Thus, the ratio of sea level pressure to the plasma constituents would be ~$10^{13} - 10^{19}$.
Solar Wind
The solar wind - the supersonic flow of plasma from the sun's upper atmosphere - has densities and temperatures ranging from ~0.5-50 # $cm^{-3}$ and ~$10^{4}$ K up to ~$10^{6}$ K, respectively (for references, see https://physics.stackexchange.com/a/179057/59023). Thus, the range of equivalent ideal gas thermal pressures would be few ~$10^{-14} - 10^{-10}$ Pa.
Thus, the ratio of sea level pressure to the plasma constituents would be ~$10^{15} - 10^{19}$.
Answers
Short Answer
For all practical purposes, there are no regions of space completely devoid of some kind of sound.
Long/Detailed Answer
Interestingly, one can have the traditional sound wave (i.e., a longitudinal oscillation mediated by gas particle collisions) propagate into the upper atmosphere and even into the ionosphere. The point where such a sound wave would experience strong damping is where the collisional mean free path becomes too large to support the oscillations, i.e., this would occur when the average time between collisions becomes comparable to the wave frequency. Thus, the oscillations would have no restoring force and would damp out (for an electromagnetic analogy, see evanescent waves).
No, there are sound waves that start in space can propagate in almost zero pressures, well, less than $10^{-14}$ Pa is as close to vacuum as one needs since the best vacuums we can produce in a lab is ~$10^{-11}$ Pa.
There are multiple sound waves in space, including ion acoustic waves and magnetosonic waves. Ion acoustic waves have been seen all the way out at Saturn, where the solar wind density and temperature can be as low as ~0.1 # $cm^{-3}$ and less than ~$10^{4}$ K, or thermal pressures below $10^{-14}$ Pa (note that the ram or dynamic pressure is generally ~2-4 orders of magnitude higher owing to the high speed of the solar wind). These modes have been observed as far out as Neptune, throughout the solar wind, and as in close as ~0.3 AU.
There is no reason to expect that such modes would not exist in the interstellar medium, where densities and temperatures can be as low as ~0.1 # $cm^{-3}$ and ~$10^{3}$ K, corresponding to $10^{-15}$ Pa.
The intra galaxy cluster medium is even more tenuous but much hotter, with densities and temperatures as low as ~$10^{-4}$ # $cm^{-3}$ and ~$10^{7}$ K, corresponding to $10^{-14}$ Pa (e.g., see arXiv e-print 1406.4410). Again, the ubiquity of ion acoustic waves in the interplanetary medium suggests we should expect these in nearly all regions of space.
Update/Edit
Let me ask the question in a slightly different manner.

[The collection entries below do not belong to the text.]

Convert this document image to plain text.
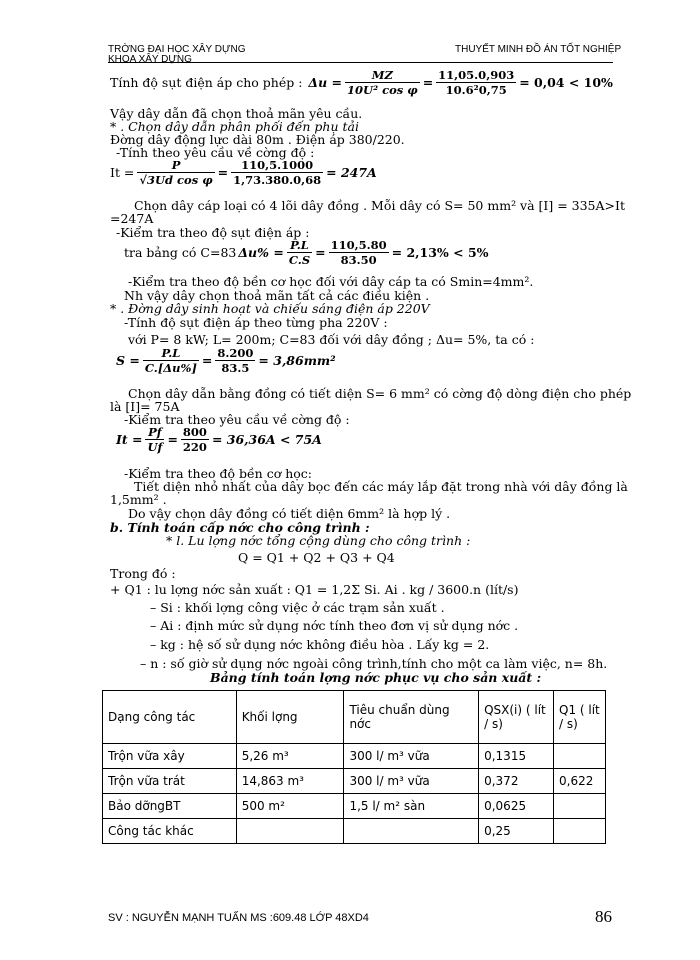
TRỜNG ĐẠI HỌC XÂY DỰNG
KHOA XÂY DỰNG
THUYẾT MINH ĐỒ ÁN TỐT NGHIỆP
Tính độ sụt điện áp cho phép : $\Delta u = \frac{MZ}{\text{10U² cos φ}} = \frac{11,05.0,903}{\text{10.6²0,75}} = 0,04 < 10\%$
Vậy dây dẫn đã chọn thoả mãn yêu cầu.
* . Chọn dây dẫn phân phối đến phụ tải
Đờng dây động lực dài 80m . Điện áp 380/220.
-Tính theo yêu cầu về cờng độ :
$It = \frac{P}{\text{√3Ud cos φ}} = \frac{110,5.1000}{1,73.380.0,68} = 247A$
Chọn dây cáp loại có 4 lõi dây đồng . Mỗi dây có S= 50 mm² và [I] = 335A>It
=247A
-Kiểm tra theo độ sụt điện áp :
tra bảng có C=83 $\Delta u\% = \frac{P.L}{C.S} = \frac{110,5.80}{83.50} = 2,13\% < 5\%$
-Kiểm tra theo độ bền cơ học đối với dây cáp ta có Smin=4mm².
Nh vậy dây chọn thoả mãn tất cả các điều kiện .
* . Đờng dây sinh hoạt và chiếu sáng điện áp 220V
-Tính độ sụt điện áp theo từng pha 220V :
với P= 8 kW; L= 200m; C=83 đối với dây đồng ; Δu= 5%, ta có :
$S = \frac{P.L}{C.[\Delta u\%]} = \frac{8.200}{83.5} = 3,86mm^2$
Chọn dây dẫn bằng đồng có tiết diện S= 6 mm² có cờng độ dòng điện cho phép
là [I]= 75A
-Kiểm tra theo yêu cầu về cờng độ :
$It = \frac{Pf}{Uf} = \frac{800}{220} = 36,36A < 75A$
-Kiểm tra theo độ bền cơ học:
Tiết diện nhỏ nhất của dây bọc đến các máy lắp đặt trong nhà với dây đồng là
1,5mm² .
Do vậy chọn dây đồng có tiết diện 6mm² là hợp lý .
b. Tính toán cấp nớc cho công trình :
* l. Lu lợng nớc tổng cộng dùng cho công trình :
Q = Q1 + Q2 + Q3 + Q4
Trong đó :
+ Q1 : lu lợng nớc sản xuất : Q1 = 1,2Σ Si. Ai . kg / 3600.n (lít/s)
– Si : khối lợng công việc ở các trạm sản xuất .
– Ai : định mức sử dụng nớc tính theo đơn vị sử dụng nớc .
– kg : hệ số sử dụng nớc không điều hòa . Lấy kg = 2.
– n : số giờ sử dụng nớc ngoài công trình,tính cho một ca làm việc, n= 8h.
Bảng tính toán lợng nớc phục vụ cho sản xuất :
Dạng công tác	Khối lợng	Tiêu chuẩn dùng nớc	QSX(i) ( lít / s)	Q1 ( lít / s)
Trộn vữa xây	5,26 m³	300 l/ m³ vữa	0,1315	
Trộn vữa trát	14,863 m³	300 l/ m³ vữa	0,372	0,622
Bảo dỡngBT	500 m²	1,5 l/ m² sàn	0,0625	
Công tác khác			0,25	
SV : NGUYỄN MẠNH TUẤN MS :609.48 LỚP 48XD4	86
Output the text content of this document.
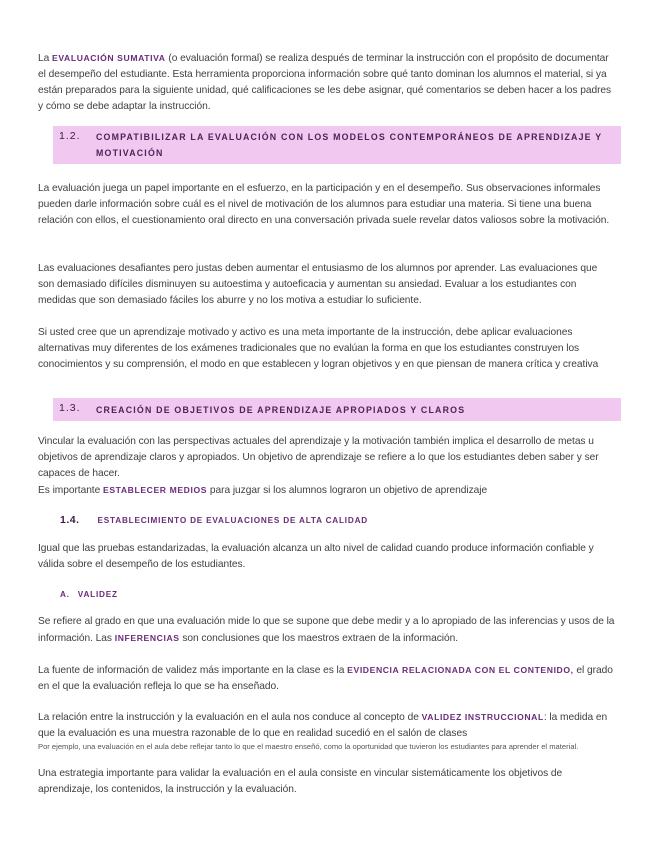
La EVALUACIÓN SUMATIVA (o evaluación formal) se realiza después de terminar la instrucción con el propósito de documentar el desempeño del estudiante. Esta herramienta proporciona información sobre qué tanto dominan los alumnos el material, si ya están preparados para la siguiente unidad, qué calificaciones se les debe asignar, qué comentarios se deben hacer a los padres y cómo se debe adaptar la instrucción.

1.2. COMPATIBILIZAR LA EVALUACIÓN CON LOS MODELOS CONTEMPORÁNEOS DE APRENDIZAJE Y MOTIVACIÓN

La evaluación juega un papel importante en el esfuerzo, en la participación y en el desempeño. Sus observaciones informales pueden darle información sobre cuál es el nivel de motivación de los alumnos para estudiar una materia. Si tiene una buena relación con ellos, el cuestionamiento oral directo en una conversación privada suele revelar datos valiosos sobre la motivación.

Las evaluaciones desafiantes pero justas deben aumentar el entusiasmo de los alumnos por aprender. Las evaluaciones que son demasiado difíciles disminuyen su autoestima y autoeficacia y aumentan su ansiedad. Evaluar a los estudiantes con medidas que son demasiado fáciles los aburre y no los motiva a estudiar lo suficiente.

Si usted cree que un aprendizaje motivado y activo es una meta importante de la instrucción, debe aplicar evaluaciones alternativas muy diferentes de los exámenes tradicionales que no evalúan la forma en que los estudiantes construyen los conocimientos y su comprensión, el modo en que establecen y logran objetivos y en que piensan de manera crítica y creativa

1.3. CREACIÓN DE OBJETIVOS DE APRENDIZAJE APROPIADOS Y CLAROS

Vincular la evaluación con las perspectivas actuales del aprendizaje y la motivación también implica el desarrollo de metas u objetivos de aprendizaje claros y apropiados. Un objetivo de aprendizaje se refiere a lo que los estudiantes deben saber y ser capaces de hacer.

Es importante ESTABLECER MEDIOS para juzgar si los alumnos lograron un objetivo de aprendizaje

1.4. ESTABLECIMIENTO DE EVALUACIONES DE ALTA CALIDAD

Igual que las pruebas estandarizadas, la evaluación alcanza un alto nivel de calidad cuando produce información confiable y válida sobre el desempeño de los estudiantes.

A. VALIDEZ

Se refiere al grado en que una evaluación mide lo que se supone que debe medir y a lo apropiado de las inferencias y usos de la información. Las INFERENCIAS son conclusiones que los maestros extraen de la información.

La fuente de información de validez más importante en la clase es la EVIDENCIA RELACIONADA CON EL CONTENIDO, el grado en el que la evaluación refleja lo que se ha enseñado.

La relación entre la instrucción y la evaluación en el aula nos conduce al concepto de VALIDEZ INSTRUCCIONAL: la medida en que la evaluación es una muestra razonable de lo que en realidad sucedió en el salón de clases

Por ejemplo, una evaluación en el aula debe reflejar tanto lo que el maestro enseñó, como la oportunidad que tuvieron los estudiantes para aprender el material.

Una estrategia importante para validar la evaluación en el aula consiste en vincular sistemáticamente los objetivos de aprendizaje, los contenidos, la instrucción y la evaluación.
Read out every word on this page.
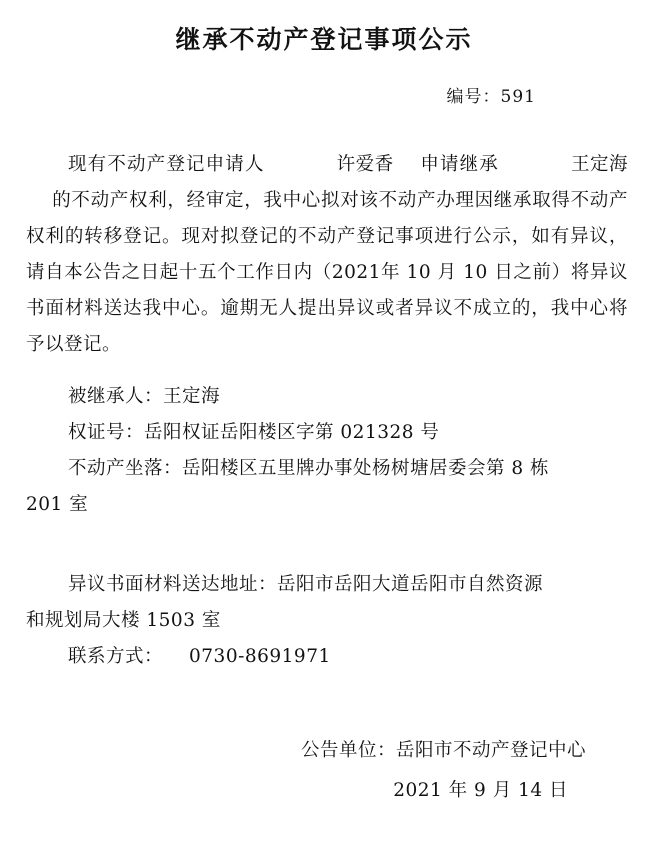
继承不动产登记事项公示
编号：591

现有不动产登记申请人	许爱香 申请继承	王定海的不动产权利，经审定，我中心拟对该不动产办理因继承取得不动产权利的转移登记。现对拟登记的不动产登记事项进行公示，如有异议，请自本公告之日起十五个工作日内（2021年 10 月 10 日之前）将异议书面材料送达我中心。逾期无人提出异议或者异议不成立的，我中心将予以登记。

被继承人：王定海
权证号：岳阳权证岳阳楼区字第 021328 号
不动产坐落：岳阳楼区五里牌办事处杨树塘居委会第 8 栋
201 室
异议书面材料送达地址：岳阳市岳阳大道岳阳市自然资源
和规划局大楼 1503 室
联系方式： 0730-8691971
公告单位：岳阳市不动产登记中心
2021 年 9 月 14 日
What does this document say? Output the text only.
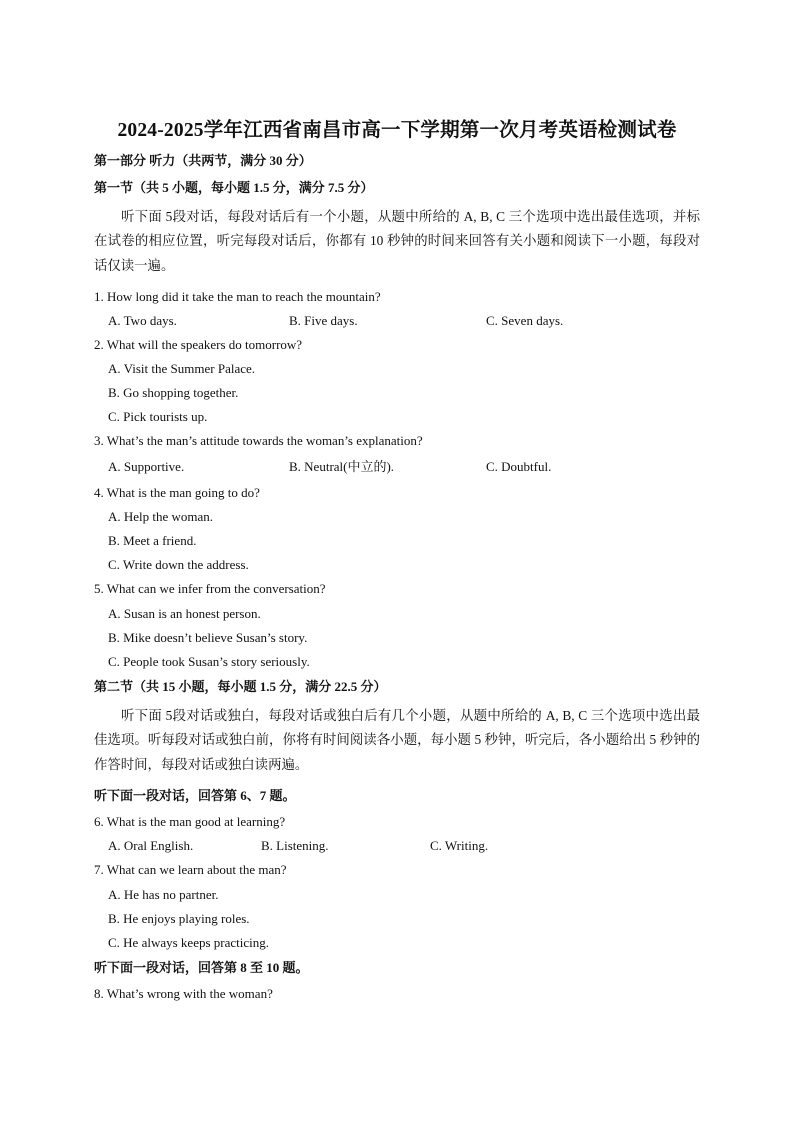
2024-2025学年江西省南昌市高一下学期第一次月考英语检测试卷
第一部分 听力（共两节，满分 30 分）
第一节（共 5 小题，每小题 1.5 分，满分 7.5 分）
听下面 5段对话，每段对话后有一个小题，从题中所给的 A, B, C 三个选项中选出最佳选项，并标在试卷的相应位置，听完每段对话后，你都有 10 秒钟的时间来回答有关小题和阅读下一小题，每段对话仅读一遍。
1. How long did it take the man to reach the mountain?
A. Two days.	B. Five days.	C. Seven days.
2. What will the speakers do tomorrow?
A. Visit the Summer Palace.
B. Go shopping together.
C. Pick tourists up.
3. What’s the man’s attitude towards the woman’s explanation?
A. Supportive.	B. Neutral(中立的).	C. Doubtful.
4. What is the man going to do?
A. Help the woman.
B. Meet a friend.
C. Write down the address.
5. What can we infer from the conversation?
A. Susan is an honest person.
B. Mike doesn’t believe Susan’s story.
C. People took Susan’s story seriously.
第二节（共 15 小题，每小题 1.5 分，满分 22.5 分）
听下面 5段对话或独白，每段对话或独白后有几个小题，从题中所给的 A, B, C 三个选项中选出最佳选项。听每段对话或独白前，你将有时间阅读各小题，每小题 5 秒钟，听完后，各小题给出 5 秒钟的作答时间，每段对话或独白读两遍。
听下面一段对话，回答第 6、7 题。
6. What is the man good at learning?
A. Oral English.	B. Listening.	C. Writing.
7. What can we learn about the man?
A. He has no partner.
B. He enjoys playing roles.
C. He always keeps practicing.
听下面一段对话，回答第 8 至 10 题。
8. What’s wrong with the woman?
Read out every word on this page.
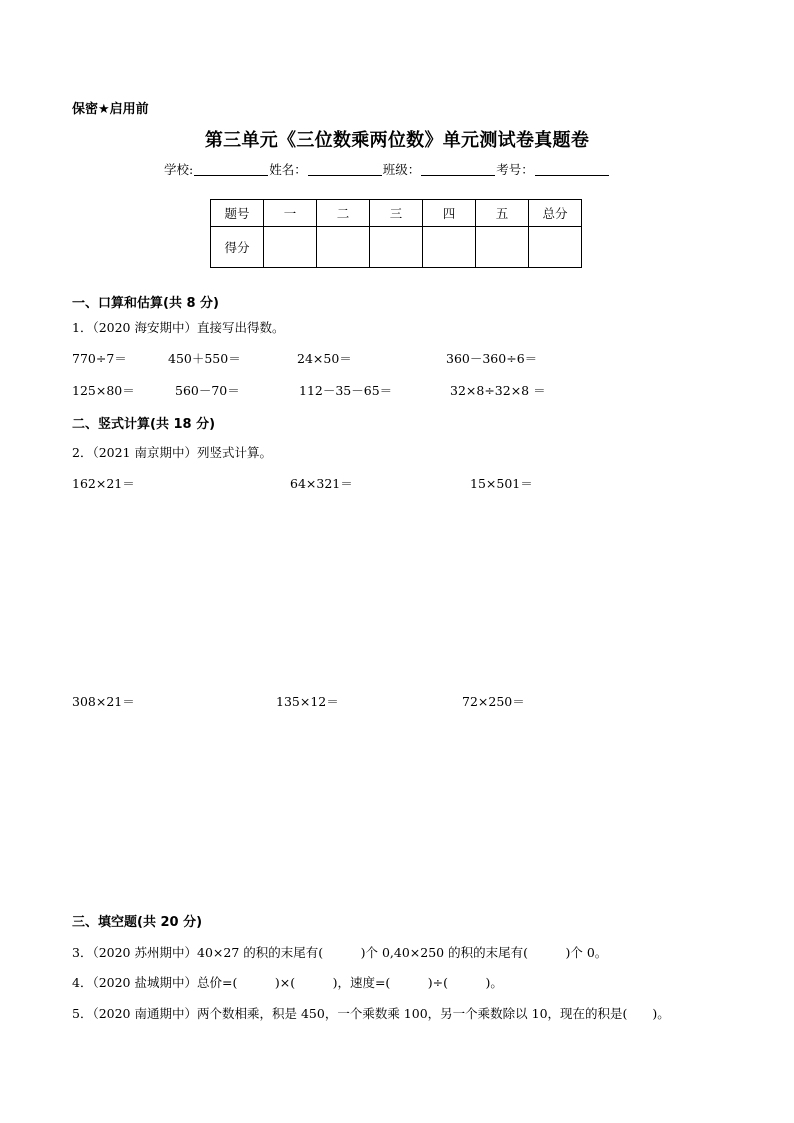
保密★启用前
第三单元《三位数乘两位数》单元测试卷真题卷
学校:	姓名：	班级：	考号：
题号	一	二	三	四	五	总分
得分						
一、口算和估算(共 8 分)
1．（2020 海安期中）直接写出得数。
770÷7＝	450＋550＝	24×50＝	360－360÷6＝
125×80＝	560－70＝	112－35－65＝	32×8÷32×8 ＝
二、竖式计算(共 18 分)
2．（2021 南京期中）列竖式计算。
162×21＝	64×321＝	15×501＝
308×21＝	135×12＝	72×250＝
三、填空题(共 20 分)
3．（2020 苏州期中）40×27 的积的末尾有(　　　)个 0,40×250 的积的末尾有(　　　)个 0。
4．（2020 盐城期中）总价=(　　　)×(　　　)，速度=(　　　)÷(　　　)。
5．（2020 南通期中）两个数相乘，积是 450，一个乘数乘 100，另一个乘数除以 10，现在的积是(　　)。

The intensity of sound decreases as $I\left( r \right) \propto r^{-2}$ while sound pressure decreases as $P\left( r \right) \propto r^{-1}$. The hearing threshold is a function of frequency, because the human ear does not have a flat frequency response, but it is generally accepted as being ~20 $\mu$Pa for 1 atmosphere and 25$^{\circ} C$ at 1000 Hz. The sound pressure level (measured in dB) is given by: $$ L_{p}\left( r \right) = 20 \ \log_{10} \left( \frac{ P\left( r \right) }{ P_{o} } \right) $$ where we set $P_{o}$ ~ 20 $\mu$Pa. Then a 100 dB source corresponds to ~2 Pa at the source. This would drop to $P_{o}$ at a distance of ~$10^{5}$ m, ignoring any acoustic impedance or losses and assuming the pressure and temperature are the same as the reference parameters for $P_{o}$.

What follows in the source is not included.